American law is unclear, variable, and evolving with respect such novel legal scenarios as described above. LawSeq, a project designed to clarify current law and guide the development of future policy and law, is currently underway, but Atkinson’s case highlights the profound unreadiness of health systems, legal systems, and society to answer pressing questions posed by genomic screening. In addition, as health systems look to cut costs while simultaneously increasing quality, there may be little tolerance for genomic screening efforts outside of the research setting. Preliminary evidence from the MedSeq Project suggests that whole genome sequencing of healthy adult patients drawn from the primary care setting so far does not appear to be a clearly cost-effective intervention, so it is likely that there will be ongoing debate and financial resistance to genomic screening within health systems.

Filling the Critical Gaps in Genomic Screening

Proposal of detailed solutions is beyond the scope of the present paper, and must necessarily involve multilateral discussions including all the various stakeholders. In brief, however, I would propose the following solutions to the implementation problems of genomic screening, whether in the direct-to-consumer, clinical care, or research setting.
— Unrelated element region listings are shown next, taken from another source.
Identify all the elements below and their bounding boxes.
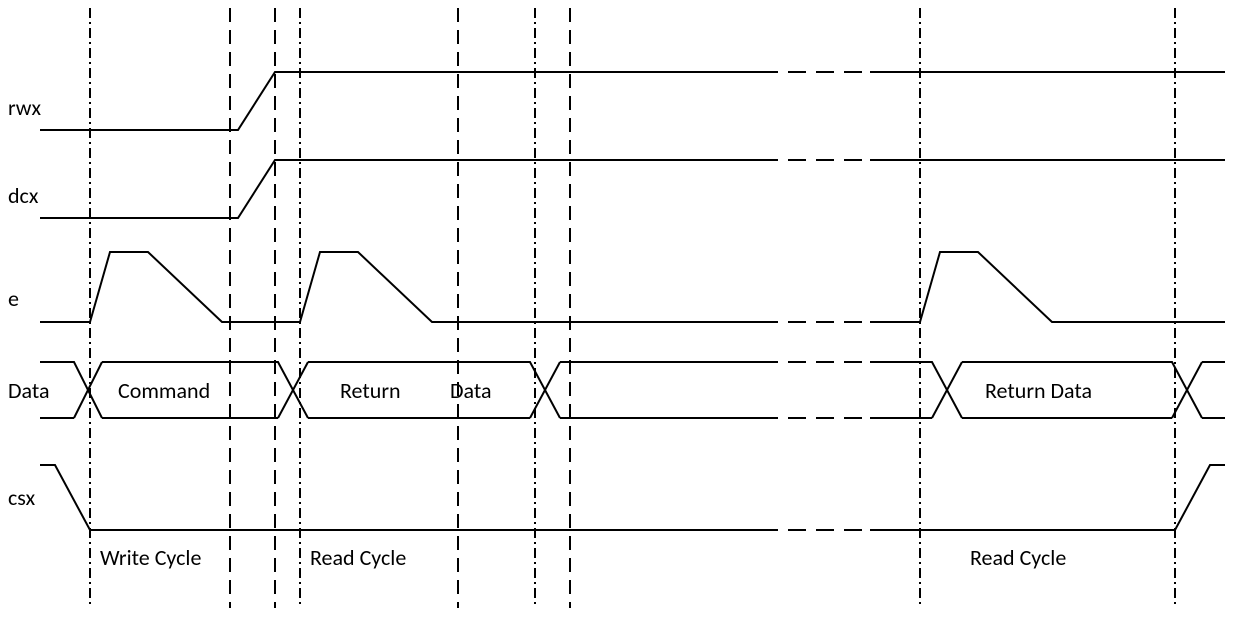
bus-label-return-data-1b: Data xyxy=(450,377,492,404)
bus-label-return-data-2: Return Data xyxy=(985,377,1092,404)
signal-label-dcx: dcx xyxy=(8,182,39,209)
cycle-label-write: Write Cycle xyxy=(100,544,201,571)
signal-label-rwx: rwx xyxy=(8,94,42,121)
bus-label-return-data-1a: Return xyxy=(340,377,401,404)
cycle-label-read-1: Read Cycle xyxy=(310,544,406,571)
signal-label-data: Data xyxy=(8,377,50,404)
signal-label-e: e xyxy=(8,285,19,312)
signal-label-csx: csx xyxy=(8,484,36,511)
cycle-label-read-2: Read Cycle xyxy=(970,544,1066,571)
bus-label-command: Command xyxy=(118,377,210,404)
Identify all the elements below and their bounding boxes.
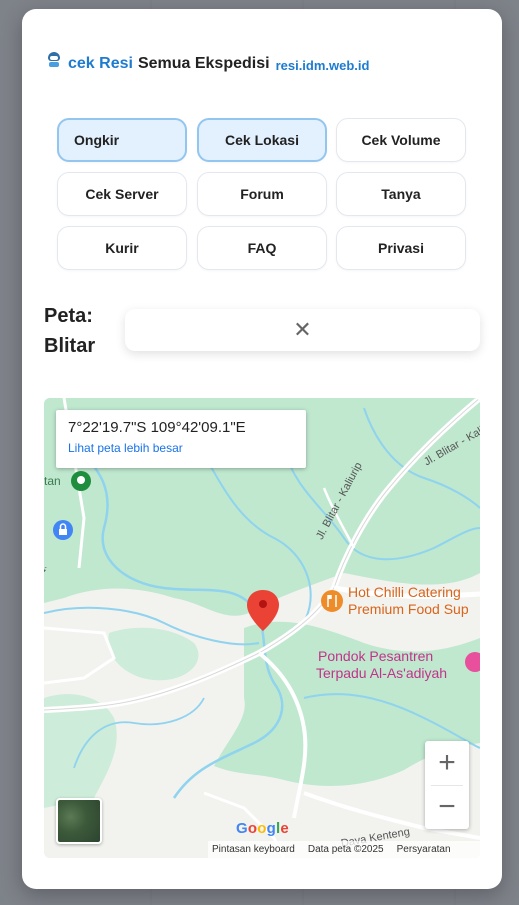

All parties involved in genomic screening should: (1) Limit the scale, scope, and pace of genomic screening until more empirical data are available to guide policy, and so that too many mutations aren’t released too quickly into unprepared health systems; (2) Warn that screening of individuals without known or suspected genetic disease currently renders mutation interpretation more uncertain than it is in the context of diagnosis or family-based screening; (3) Warn that health insurers may deny coverage, as not medically necessary, of follow up testing and medical intervention in asymptomatic patients who screen positive for a mutation; (4) Provide more robust pre-screen genetic counseling that vividly illustrates the challenging complexity of cascade mutation screening within families, including real-world scenarios of relatives of various ages and personalities who may under- or over-react to counseling information; (5) Research benefits and harms of cascade mutation screening in families and accelerate publication of results; (6) Request more funding for ethical, legal, and social implications of genomic screening with an emphasis on multidisciplinary innovation and implementation of real-world solutions; (7) Prioritize and fully fund large-scale, genotype-phenotype correlation research to fill gaps in knowledge about mutation penetrance and expressivity; (8) Set voluntary standards and policies to avert a genomic screening crisis that could erode trust and necessitate restrictive laws; (9) Determine what the law is and what it should be in relation to genomic screening at local, national, and international levels; (10) Determine how and when health systems can equitably absorb screened patients with susceptibility mutations and intervene effectively to improve their outcomes.

The point is not to slow down research on potentially life-saving genomic screening protocols but to speed up the neglected aspects of family cascade screening, provision of precise genotypic penetrance estimates for clinically relevant subgroups of patients, and crafting of health law and policy to accommodate the projected influx of millions of mutation-positive patients. Genomic precision medicine should be implemented precisely, and it should take its time to fill critical gaps before getting too far ahead of itself. Powerful technology such as Next Generation sequencing should not prompt a “manifest destiny” attitude towards scientific advancement to the exclusion of other societal values. Those who are painstakingly researching the risks and benefits of genomic screening in the context of comprehensive research projects are on the right road. As Muin Khoury of the U.S. Centers for Disease Control has written, there are “no shortcuts on the long road to evidence-based genomic medicine.”